俺は「勝ったのか?」と思っていると突然光に包まれたのだった。そして光が消えると目の前には神と名乗る男が立っており、そして俺に話しかけてくる。「どうだ? 異世界は楽しんでもらえたか? 」
そう言って微笑んでくる。そして続けて「この世界はもう終わりなのだ。このまま放っておいてもいずれ全ての人類は死に至るだろう。だから、せめて異世界に転生する権利を与えようと思ってな。それにお前はまだ生きているみたいだしな」と告げられたので、正直迷ったが、やはり家族を置いていくわけにもいかないと思った俺は断ることにしたのだ すると神は驚いたような表情になりながら問いかけてきた。そして、俺はこれまでの事情を説明する。すると神は「なるほどな……それで家族と一緒に生きたいがために断ったという訳か……」と言ってから少し考え込んだ後にこう言ってきたのだ。「なら一つだけ方法があるが試してみる気はあるかな?」と言ったのでその方法を詳しく聞いてみたところその方法とは転生することであったのだ。ただその場合、元の世界ではなく全く別の世界に飛ばされてしまうらしく、さらには記憶なども消えてしまうので完全に別人になってしまうということだったのだ。

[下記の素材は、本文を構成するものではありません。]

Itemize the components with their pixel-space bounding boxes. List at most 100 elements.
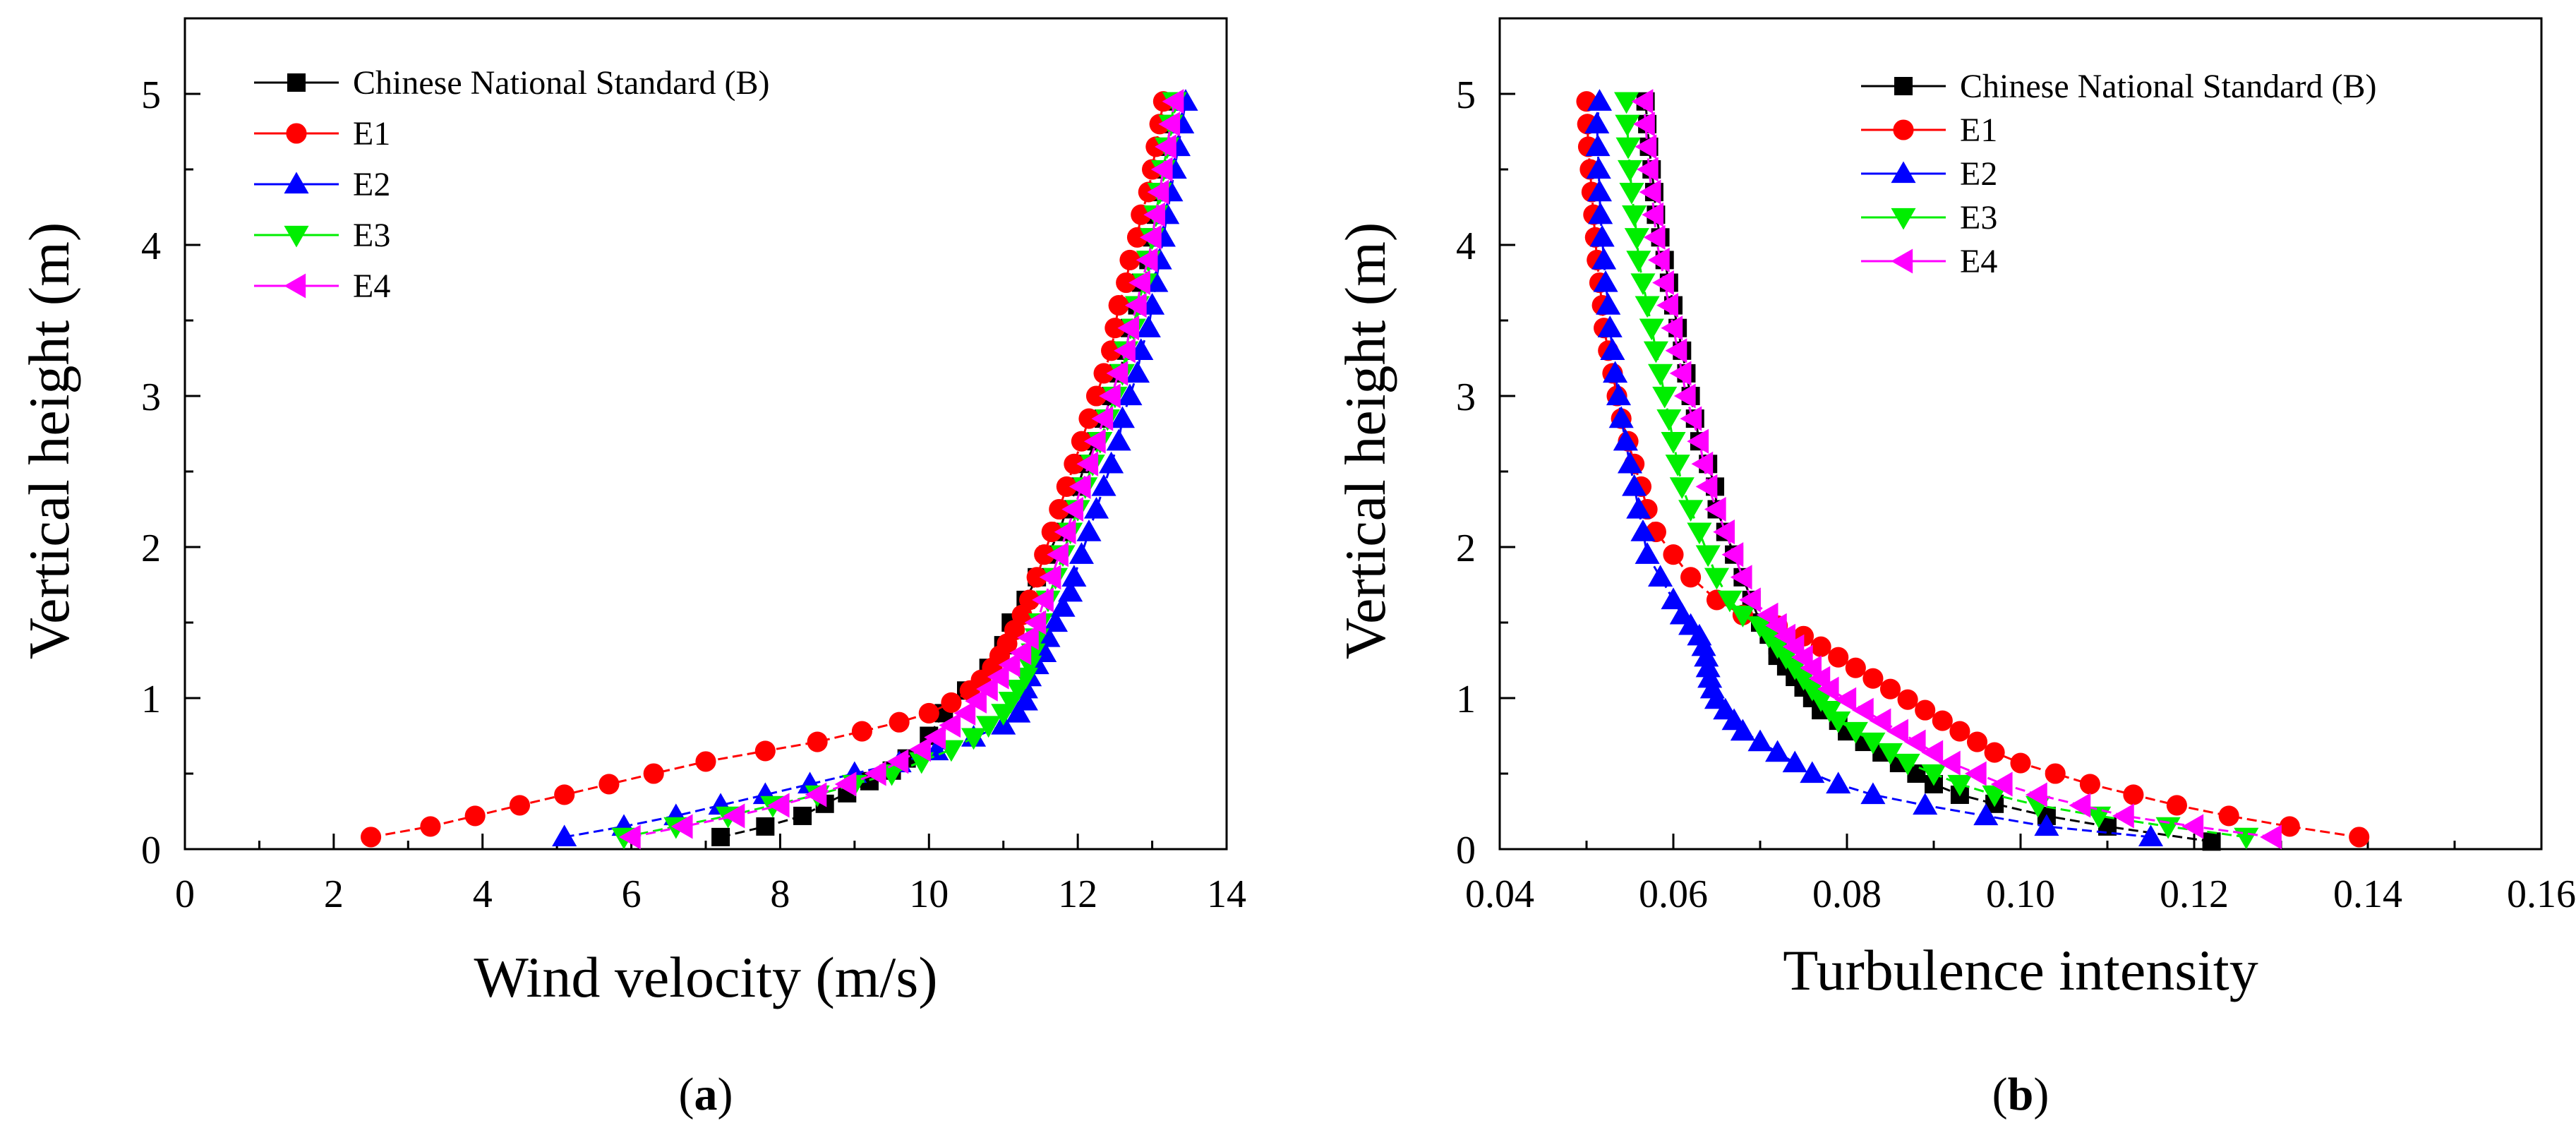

俺はその話を聞いたときに少し考えたが、それでも家族のことを思い出すたびに未練が残ってしまうと思い覚悟を決めることにした。すると、そのことを察してくれたのか神は「本当にいいんだな? 」と念を押してきたが俺は力強く「はい」と答えると、神様はその答えを聞き嬉しそうな顔になったあとに、これから転生するための準備をすると言って呪文を唱え始める。そしてそれが終わると「では、新たな人生を楽しむが良い」と言葉を残して去っていったのだった。
するとその直後意識が薄れていったので俺は「どうか家族だけは幸せにしてあげてください」と言いながら目を閉じたのであった。
こうして俺は転生を果たした。新しい世界での生活を夢見て……。
「ふむ、まさかここまで強くなるとはな」
俺は、つい先程まで人間だったものの成れの果てを眺める。すると後ろから「ありがとうございます。おかげでこの村を救えました」と礼を言われたので振り返るとそこには村人と思われる男女二人がいた。それを見た俺は少し不思議に思った。なぜなら、彼らの瞳はまるで機械のように無機質だったからだ。そしてそんな俺の視線を感じたのか男の方が話し始める。
「申し遅れました。私の名前はロイドです。こちらは妻のセリアです。実は私たちは、あなたが倒したゾンビに襲われて感染してしまったのです。そしてその結果このような姿になってしまいまして。でもご安心ください。もうじきワクチンが完成しますので数日のうちに元に戻れると思います。ですので、それまではこの村で休んでいただいても構いません」
俺はそれを聞いて納得するとお礼を言うことにした。そして少し疑問に思っていたことを聞いてみると二人はもともとこの村の生まれではなかったようだ。ただ仕事の関係で訪れた際にゾンビに襲われたらしい。そしてその時にたまたま出会った俺たちが助けたということだった。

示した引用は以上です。